Конечно, продолжается, тенденции так быстро не меняются. Но, однако, это несет в себе свои риски и опасности, как показывает, например, украинская ситуация, где пока ничего хорошего от этого для Церкви не было.
И фокусировка политиков на религиозном интересе содержит в себе какой-то вызов. Мне кажется, что это связано с целым рядом макротенденций нашей истории. И одна из них – смерть проекта «Просвещение», о котором много пишут сейчас современные философы и политологи. Представление о человеке, как о нулевой величине, без роду, без племени, уверенность, что счастливая жизнь человека зависит не от культурных и религиозных особенностей, а связана с неким правильным устроением правильных общественно-политических институтов. То есть если все будет выстроено правильно, то все и будет хорошо.
Но в конце XX века мы поняли, что это все не так, и это понимание было одной из причин возвращения интереса к религии и обращения к ней, как к более долгому основанию человеческой цивилизации.
По мне так в какой-то мере оно было неизбежным. Мы все равно все оттуда и рано или поздно обращаемся к этим смыслам. В том числе и потому, что этот очень сильно меняющийся мир заставляет нас искать религиозные смыслы и по-новому проявляет их для нас.

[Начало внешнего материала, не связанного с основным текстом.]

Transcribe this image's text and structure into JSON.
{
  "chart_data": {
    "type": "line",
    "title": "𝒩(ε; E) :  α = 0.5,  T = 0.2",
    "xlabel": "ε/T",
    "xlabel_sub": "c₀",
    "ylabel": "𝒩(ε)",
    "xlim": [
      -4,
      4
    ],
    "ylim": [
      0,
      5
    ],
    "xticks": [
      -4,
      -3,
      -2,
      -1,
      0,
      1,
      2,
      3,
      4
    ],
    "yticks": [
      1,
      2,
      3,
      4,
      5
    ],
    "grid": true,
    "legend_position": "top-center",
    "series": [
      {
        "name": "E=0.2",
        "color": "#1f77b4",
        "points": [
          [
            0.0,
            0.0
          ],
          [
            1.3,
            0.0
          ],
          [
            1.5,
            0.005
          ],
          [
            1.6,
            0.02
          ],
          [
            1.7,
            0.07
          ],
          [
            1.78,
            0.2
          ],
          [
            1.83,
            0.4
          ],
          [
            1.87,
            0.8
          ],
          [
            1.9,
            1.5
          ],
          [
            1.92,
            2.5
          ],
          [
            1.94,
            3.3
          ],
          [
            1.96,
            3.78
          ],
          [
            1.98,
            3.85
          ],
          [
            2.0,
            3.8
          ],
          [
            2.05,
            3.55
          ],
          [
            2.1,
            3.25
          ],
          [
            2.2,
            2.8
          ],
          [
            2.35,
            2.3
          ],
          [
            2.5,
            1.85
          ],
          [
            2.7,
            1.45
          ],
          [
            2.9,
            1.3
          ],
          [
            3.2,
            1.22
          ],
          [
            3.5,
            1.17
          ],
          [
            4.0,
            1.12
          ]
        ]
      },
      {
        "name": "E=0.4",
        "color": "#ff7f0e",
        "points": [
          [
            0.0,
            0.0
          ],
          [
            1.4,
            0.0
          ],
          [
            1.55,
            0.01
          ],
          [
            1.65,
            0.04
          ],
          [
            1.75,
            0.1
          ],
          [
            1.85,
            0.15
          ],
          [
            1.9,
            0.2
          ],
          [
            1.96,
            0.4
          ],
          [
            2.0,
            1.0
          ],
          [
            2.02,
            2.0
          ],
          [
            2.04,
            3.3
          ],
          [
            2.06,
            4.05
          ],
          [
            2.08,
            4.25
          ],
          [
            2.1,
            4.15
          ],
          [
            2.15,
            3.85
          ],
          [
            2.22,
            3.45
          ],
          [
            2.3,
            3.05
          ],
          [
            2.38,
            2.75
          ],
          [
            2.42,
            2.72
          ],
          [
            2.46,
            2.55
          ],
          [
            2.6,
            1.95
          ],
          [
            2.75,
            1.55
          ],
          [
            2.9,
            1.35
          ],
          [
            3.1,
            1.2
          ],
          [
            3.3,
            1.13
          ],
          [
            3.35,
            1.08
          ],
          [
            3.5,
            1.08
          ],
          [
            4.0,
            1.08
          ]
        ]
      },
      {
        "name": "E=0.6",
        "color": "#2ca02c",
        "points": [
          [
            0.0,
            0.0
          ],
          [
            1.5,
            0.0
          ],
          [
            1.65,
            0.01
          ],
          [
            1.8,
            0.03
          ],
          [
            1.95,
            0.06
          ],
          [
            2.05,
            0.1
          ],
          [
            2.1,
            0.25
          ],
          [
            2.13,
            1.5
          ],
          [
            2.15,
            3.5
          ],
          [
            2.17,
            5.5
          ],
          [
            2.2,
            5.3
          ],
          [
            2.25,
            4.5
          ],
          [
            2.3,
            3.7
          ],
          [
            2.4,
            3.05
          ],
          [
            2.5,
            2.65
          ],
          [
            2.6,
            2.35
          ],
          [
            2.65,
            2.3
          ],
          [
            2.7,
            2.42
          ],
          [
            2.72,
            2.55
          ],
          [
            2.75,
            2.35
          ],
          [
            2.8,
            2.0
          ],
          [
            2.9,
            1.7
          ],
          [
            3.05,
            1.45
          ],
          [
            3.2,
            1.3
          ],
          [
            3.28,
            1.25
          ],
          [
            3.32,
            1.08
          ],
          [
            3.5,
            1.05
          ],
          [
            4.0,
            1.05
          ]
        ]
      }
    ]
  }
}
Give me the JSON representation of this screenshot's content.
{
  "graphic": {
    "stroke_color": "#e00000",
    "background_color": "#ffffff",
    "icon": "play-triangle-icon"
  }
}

Да хоть та же пандемия, когда мы вдруг поняли, что столкнулись с тем, что раньше многие из нас видели только в фильмах. Понятно, что люди, прошедшие войну или многолетние лагеря, улыбнутся нашим бедам. Говорить о сверхсерьезном испытании перед лицом этих людей, наверное, неправильно. Но посмотрите, было ли такое, чтобы весь современный мир оказался парализованным, лишенным возможности жить привычной жизнью.
Умные головы тут же заговорили о том, что это ставит вопрос о ценностной шкале. Мы должны понять, что действительно для нас важно, а что оказывается совсем не важным. А такие вопросы всегда решались в религиозной плоскости.

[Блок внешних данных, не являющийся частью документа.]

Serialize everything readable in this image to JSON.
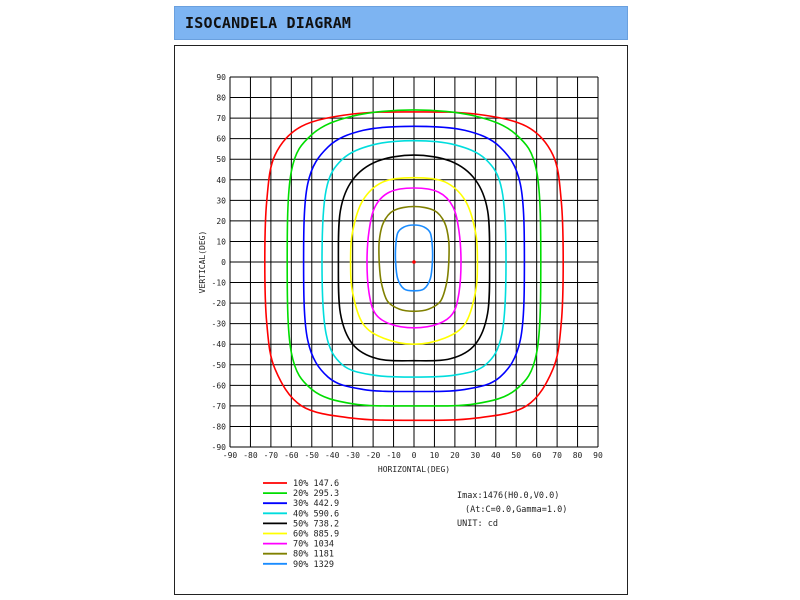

И для самих религиозных общин сегодня чрезвычайно важно все происходящее с нами. И мы пока в Церкви не прошли через дискуссии на тему, какие уроки мы все-таки выносим из пандемии.
И желание продуктивного выхода из этой ситуации опять возвращает нас к разговору о богословской оценке происходящего.
Об упоминании Бога в Конституции
Владимир Легойда: Результат изменения Конституции и упоминания в ней Бога намного масштабней, чем может показаться.
Мы сами и все сторонники этого так долго доказывали оппонентам, что упоминание Бога в Конституции ничему не противоречит – ни государственным принципам, ни светским правам – что фактически чуть ли не свели это на уровень простой фразы.
А это все-таки важное изменение. Потому что у нас сложился устойчивый стереотип, что человек на государственной работе не может быть верующим человеком. Недавно директор школы написала в Facebook «я как верующий человек…» и все сразу стали говорить: ужасно! как она может! чему она учит детей! А ведь с мировоззренческой точки зрения она просто сказала, какой из трех известных типов мировоззрения выбрала.
Не станем же мы, принимая человека на работу в школу, узнавать: не является ли он религиозным человеком? И не будем же настаивать, что только атеисты должны быть директорами школ.
Делать скандалом признание человека в том, что он верующий, можно только в том случае, если мы также готовы возмущаться его атеизмом. Иначе нам не выйти из стереотипов советского времени.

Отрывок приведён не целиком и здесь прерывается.